- Born: 19 April 1978 (age 48) Rwanda
- Citizenship: Rwandan
- Education: National University of Rwanda (Bachelor of Laws) (Master of Laws in Business law)
- Occupations: Lawyer and politician
- Years active: 2008–present
- Known for: Politics
- Title: Cabinet Minister of Refugees and Disaster Management in the Cabinet of Rwanda

= Jeanne d'Arc Debonheur =

Rwandan lawyer and politician

Jeanne d'Arc Debonheur (born 19 April 1978) is a Rwandan lawyer and politician who has been the Rwandan Cabinet Minister of Refugees and Disaster Management since 30 August 2017.

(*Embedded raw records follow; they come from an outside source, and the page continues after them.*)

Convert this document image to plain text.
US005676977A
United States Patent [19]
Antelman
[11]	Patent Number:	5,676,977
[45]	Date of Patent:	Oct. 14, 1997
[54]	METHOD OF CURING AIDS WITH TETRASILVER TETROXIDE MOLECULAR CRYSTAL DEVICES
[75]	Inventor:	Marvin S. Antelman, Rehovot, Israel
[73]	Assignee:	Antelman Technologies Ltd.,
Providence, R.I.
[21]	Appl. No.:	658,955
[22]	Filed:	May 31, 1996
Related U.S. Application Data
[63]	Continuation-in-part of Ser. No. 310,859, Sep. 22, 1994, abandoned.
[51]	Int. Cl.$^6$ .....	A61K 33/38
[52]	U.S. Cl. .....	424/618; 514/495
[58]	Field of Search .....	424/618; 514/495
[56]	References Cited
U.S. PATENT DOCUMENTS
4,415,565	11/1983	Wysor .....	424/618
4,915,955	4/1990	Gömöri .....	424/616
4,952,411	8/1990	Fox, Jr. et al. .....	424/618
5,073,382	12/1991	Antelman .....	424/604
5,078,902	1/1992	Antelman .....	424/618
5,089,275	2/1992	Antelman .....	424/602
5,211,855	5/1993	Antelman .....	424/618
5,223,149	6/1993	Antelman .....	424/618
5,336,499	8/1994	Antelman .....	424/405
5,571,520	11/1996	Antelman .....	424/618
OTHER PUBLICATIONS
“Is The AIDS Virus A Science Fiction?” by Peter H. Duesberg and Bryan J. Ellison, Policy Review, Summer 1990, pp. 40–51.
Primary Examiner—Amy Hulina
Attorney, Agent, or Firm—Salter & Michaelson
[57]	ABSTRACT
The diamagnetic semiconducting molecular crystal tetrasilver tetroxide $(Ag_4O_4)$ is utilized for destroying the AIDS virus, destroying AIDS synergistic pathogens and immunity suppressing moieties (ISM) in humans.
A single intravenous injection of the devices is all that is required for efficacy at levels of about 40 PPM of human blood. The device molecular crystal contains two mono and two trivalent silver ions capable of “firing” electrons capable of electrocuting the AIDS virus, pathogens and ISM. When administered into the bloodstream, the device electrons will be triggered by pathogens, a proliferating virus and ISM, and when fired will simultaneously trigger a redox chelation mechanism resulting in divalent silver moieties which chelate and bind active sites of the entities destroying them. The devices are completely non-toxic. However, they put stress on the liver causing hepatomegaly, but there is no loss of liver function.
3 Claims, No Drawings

==Background and education==
She was born on 19 April 1978, and attended local Rwandan schools for her pre-university education. In 2012 she obtained a Master of Laws degree from the National University of Rwanda.

==Career==
Debonheur started her career in 2008, working as a Court Registrar in the Commercial Court, based in Musanze and Nyarugenge, serving in that capacity until 2011.

From 2011 until 2012 she worked as Legal Drafter and Advisor in the Chamber of Deputies of the bicameral Rwanda Parliament. For a period of three months, from January 2013 to 23 April 2013, she served as the Legal Officer in "Rwanda Environment Management Authority" (REMA).

From 24 April 2013, Debonheur worked as a specialist in legislative drafting and as legal advisor to the Rwanda Senate, serving in that capacity until 29 August 2017.

On 31 August 2017, she was sworn in as the Rwanda Minister for Disaster Management and Refugee Affairs.

==Personal life==
Jeanne d'Arc Debonheur is a married mother of three children.